It's late on the Friday before a holiday weekend.
What better time for the provincial government to release some major announcements. Heck, a complete waste of time - like the new Danny-logo, hailed as the most stupendous event in the province's history, or words to that effect - can get huge amounts of government dollars.
But what warrants government sliding it out late in the week?
Try this stuff:
1. "Stephenville? Where's Stephenville?" said the Premier. The environment minister releases the Abitibi mill closure from environment assessment review. Only a few short years ago, Danny Williams was promising the mill would not close on his watch. It didn't. He meant the watch on his arm and there was never a plant on his watch. It couldn't. The mill it Stephenville is inanimate. There was no way it could close in on Danny's watch as long as he stayed out of the building.
2. Subsidizing industry, without saying it. The announcement - actually on Thursday - that government will be handing $10 million to Newfoundland and Labrador Hydro to pay for electricity that normally would have been used by the above-mentioned Abitibi mill.
The provincial government is effectively subsidizing the electricity rates to Kruger and to Abitibi's Grand Falls operation. He previously rejected an industrial energy subsidy to Fishery Products International.
Presumably, this subsidy will only be paid until the INCO smelter is built at Long Harbour. That is, when the Premier stops trying to hold up the construction.
During talks with Abitibi about the Stephenville mill, Williams committed to pay the company an energy subsidy up to a maximum of $12 million a year if the mill stayed open. That amount was actually larger than the tax revenue government gained from the mill's operation.
Expect that one of the natural resources minister's talking points notes that the $10 million subsidy is actually lower than the previous commitment to Abitibi and is being shared with the mill at Corner Brook run by Kruger.
A large double-double to the reporter who puts that to the minister an doesn't hear back the talking point given here or a close variation.
3. Fewer ferries operated by a private sector, not-for-profit. Transportation minister John Hickey released a long-awaited study into the province's ferry system.
The consultant recommended reducing the size of the fleet from 14 vessels to 12. It also recommended having the system run by a not-for-profit but privately incorporated entity like BC Ferries.
The vessel replacement portion of the plan is estimated at $80 - $90 million spread out over time.
The minister's new release contains very little factual information, incidentally, but it does have tons of partisan rhetoric. That's what you have to resort to when either:
a. You didn't read the study before you wrote the release; and/or,
b. You are politically afraid of the increased ferry rates resulting from the decision.
Expect the departmental talking points, drafted by Krysta Rudofsky's former sidekick, will play up the millions in new work for the Marystown Shipyard.
This way of spinning the message would be a political salve for the considerably more Marystown lost in the Premier's failed Hebron deal.

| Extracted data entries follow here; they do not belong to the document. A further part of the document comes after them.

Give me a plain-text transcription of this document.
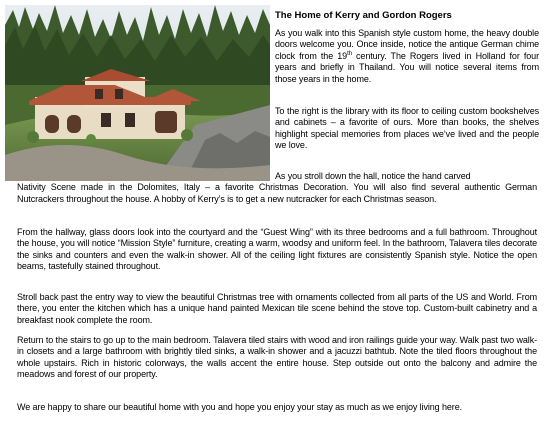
The Home of Kerry and Gordon Rogers

As you walk into this Spanish style custom home, the heavy double doors welcome you. Once inside, notice the antique German chime clock from the 19th century. The Rogers lived in Holland for four years and briefly in Thailand. You will notice several items from those years in the home.

To the right is the library with its floor to ceiling custom bookshelves and cabinets – a favorite of ours. More than books, the shelves highlight special memories from places we’ve lived and the people we love.

As you stroll down the hall, notice the hand carved
Nativity Scene made in the Dolomites, Italy – a favorite Christmas Decoration. You will also find several authentic German Nutcrackers throughout the house. A hobby of Kerry’s is to get a new nutcracker for each Christmas season.

From the hallway, glass doors look into the courtyard and the “Guest Wing” with its three bedrooms and a full bathroom. Throughout the house, you will notice “Mission Style” furniture, creating a warm, woodsy and uniform feel. In the bathroom, Talavera tiles decorate the sinks and counters and even the walk-in shower. All of the ceiling light fixtures are consistently Spanish style. Notice the open beams, tastefully stained throughout.

Stroll back past the entry way to view the beautiful Christmas tree with ornaments collected from all parts of the US and World. From there, you enter the kitchen which has a unique hand painted Mexican tile scene behind the stove top. Custom-built cabinetry and a breakfast nook complete the room.

Return to the stairs to go up to the main bedroom. Talavera tiled stairs with wood and iron railings guide your way. Walk past two walk-in closets and a large bathroom with brightly tiled sinks, a walk-in shower and a jacuzzi bathtub. Note the tiled floors throughout the whole upstairs. Rich in historic colorways, the walls accent the entire house. Step outside out onto the balcony and admire the meadows and forest of our property.

We are happy to share our beautiful home with you and hope you enjoy your stay as much as we enjoy living here.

People in Marystown will recall that they could have been doing Hebron and the ferries.
4. "You'd make more with FPI's wage cut offer." Not long after Danny Williams suggested workers at Fishery Products International go back to work for the wage cut being offered by the company, comes an announcement from fish minister Tom "Tovarisch" Rideout of a make-work project for former fishplant workers at Marystown. (Left: Our man in Moscow)
Rideout spent an unusually long-time last week gathering market intelligence by hanging out around fishmonger stalls in Moscow. Unusual, because while Rideout was on this hastily organized junket, his cabinet colleagues were approving the sale of the former FPI plant at Harbour Breton to Barry Group. Rideout had condemned the sale as illegal.
Rideout slags FPI in this release, but by now we all know that when the going gets tough, Tom will probably be on a flight to Moscow or Tahiti or God knows where. Anywhere but in cabinet as it decides to do the opposite of what Tom said.